Growth decelerated at Bed Bath & Beyond during the third quarter but the $1.3 billion the company spent buying back stock enabled it to achieve analysts’ earnings estimates.


Sales at the company’s 1,510 stores and Web sites increased 2.7% to $2.94 billion and same store sales increased 1.7% on top of a prior year increase of 1.3%. Increased expenses related to high rates of coupon redemption took a toll on profitability as net income declined to $225.4 million from $237.2 million. However, earnings per share increased to $1.19, excluding a four cent benefit of non-recurring items, from $1.12. The earnings per share figure was in line with analysts’ estimate and was driven by massive share repurchase activity. Bed Bath & Beyond spend $1.3 billion buying back its own stock during the quarter.


The sales growth the company did have was driven by digital inroads. Online same store sales grew more than 40% while in store sales were essentially flat. However, as CEO Steven Temares noted during a conference call, it is no longer possible to distinguish between channels.


“This past holiday season reflects this continuing evolution in retailing, as we saw more customers interact with us online and through their mobile devices than ever before,” Temares said.
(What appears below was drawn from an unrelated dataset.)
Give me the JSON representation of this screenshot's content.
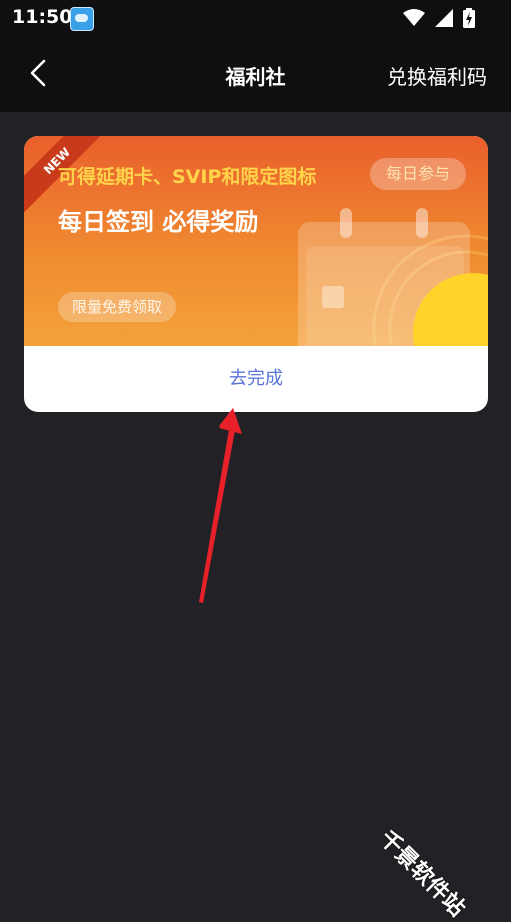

As is the case with many retailers, customers are taking advantage of Bed Bath & Beyond’s omnichannel capabilities to interact with and consummate transactions in a variety of ways.


“For example, a customer may go to our store and be assisted by an associate to create a wedding or baby registry. This registry gift could then be purchased from one of our Web sites,” Temares explained. “Or a shopper may research a particular item on our Web sites, and read various customer reviews, before visiting a store to make a purchase. This same customer may choose to execute the sale via a mobile device and choose either in-store pickup, or home delivery, which could then be fulfilled from a distribution facility, from a store, or directly from a vendor. As we have consistently said, we believe an integrated shopping experience must exist among all channels to provide a seamless and efficient customer experience.”


Delivering against this expectation is a costly proposition which is why the retailer is investing heavily in technology. Of the $330 million in capital expenditures the company is forecast to make this year, half will go toward technology enhancements, CFO Sue Lattman told investors.


“We recognize that the capital investments we are making and incremental expenses related to them are increasing our technology costs and depreciation, as well as other expenses, as a percentage of net sales in the short term,” Temares said. “However, we are confident we are making the appropriate investments to position our company for long-term profitable growth, and to further enhance shareholder value in an evolving retail environment.”


The company currently offers 200,000 unique SKUs online which is a 40% increase since last January. Many of the new items are shipped directly from the company’s suppliers so handling costs are avoided. The company has also introduced new categories unrelated to its core offering of home goods such as jewelry, watches, audio and electronics, furniture, lighting, rugs, pet care and even lawn and garden.


With its online assortment growing, Bed Bath & Beyond is also pursuing flexible fulfillment options and opening a new distribution facility in Las Vegas early this year.